Mais les rassemblements [plus récents] ont montré que le mouvement, lancé par un grand nombre de meneurs, se regroupait désormais autour de quelques individus – en majorité des hommes. Le samedi [22 août], sur les 18 orateurs, seuls trois étaient des femmes. L’un d’eux, Attapon Buapat, a déclaré : “Franchement, les femmes se mêlent de ce qui ne les regarde pas ; c’est pourtant pour limiter cette propension que Dieu a fait d’elles un sexe faible.” Ses commentaires ont recueilli plus d’applaudissements que l’intervention de la cofondatrice de Femmes pour la liberté et la démocratie. Dans un post publié sur Facebook, le militant a ultérieurement présenté des excuses en disant qu’il n’avait “pas creusé la question”.

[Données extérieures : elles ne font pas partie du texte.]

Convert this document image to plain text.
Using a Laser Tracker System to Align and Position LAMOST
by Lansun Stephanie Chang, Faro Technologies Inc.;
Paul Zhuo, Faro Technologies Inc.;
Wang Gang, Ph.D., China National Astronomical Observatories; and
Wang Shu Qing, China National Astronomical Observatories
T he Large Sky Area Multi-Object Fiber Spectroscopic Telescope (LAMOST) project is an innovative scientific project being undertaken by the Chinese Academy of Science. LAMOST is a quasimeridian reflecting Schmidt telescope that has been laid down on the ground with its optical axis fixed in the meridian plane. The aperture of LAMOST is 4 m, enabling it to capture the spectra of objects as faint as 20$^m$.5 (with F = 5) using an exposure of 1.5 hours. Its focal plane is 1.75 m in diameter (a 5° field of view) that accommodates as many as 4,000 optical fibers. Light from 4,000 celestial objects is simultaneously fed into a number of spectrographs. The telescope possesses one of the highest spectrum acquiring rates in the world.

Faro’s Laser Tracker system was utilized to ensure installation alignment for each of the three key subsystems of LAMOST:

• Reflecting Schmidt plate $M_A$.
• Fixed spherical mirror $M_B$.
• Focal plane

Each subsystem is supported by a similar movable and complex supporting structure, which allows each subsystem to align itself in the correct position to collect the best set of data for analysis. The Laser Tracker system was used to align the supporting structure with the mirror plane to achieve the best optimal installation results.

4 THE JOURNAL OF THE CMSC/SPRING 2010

Sirin Mungcharoen, une étudiante de l’université Chulalongkorn de Bangkok, raconte qu’elle a essayé de promouvoir le féminisme et les droits des LGBTQ comme faisant partie intégrante de la démocratie. Mais des militants qui avaient combattu à ses côtés ont commencé à la ridiculiser, et des internautes se sont moqués de son physique, ce qui l’a conduite à quitter les réseaux sociaux, déplore-t-elle :
“Ils ne pouvaient pas accepter que quelqu’un lutte simultanément pour la démocratie et pour les droits des femmes. La société thaïlandaise demeure très patriarcale.”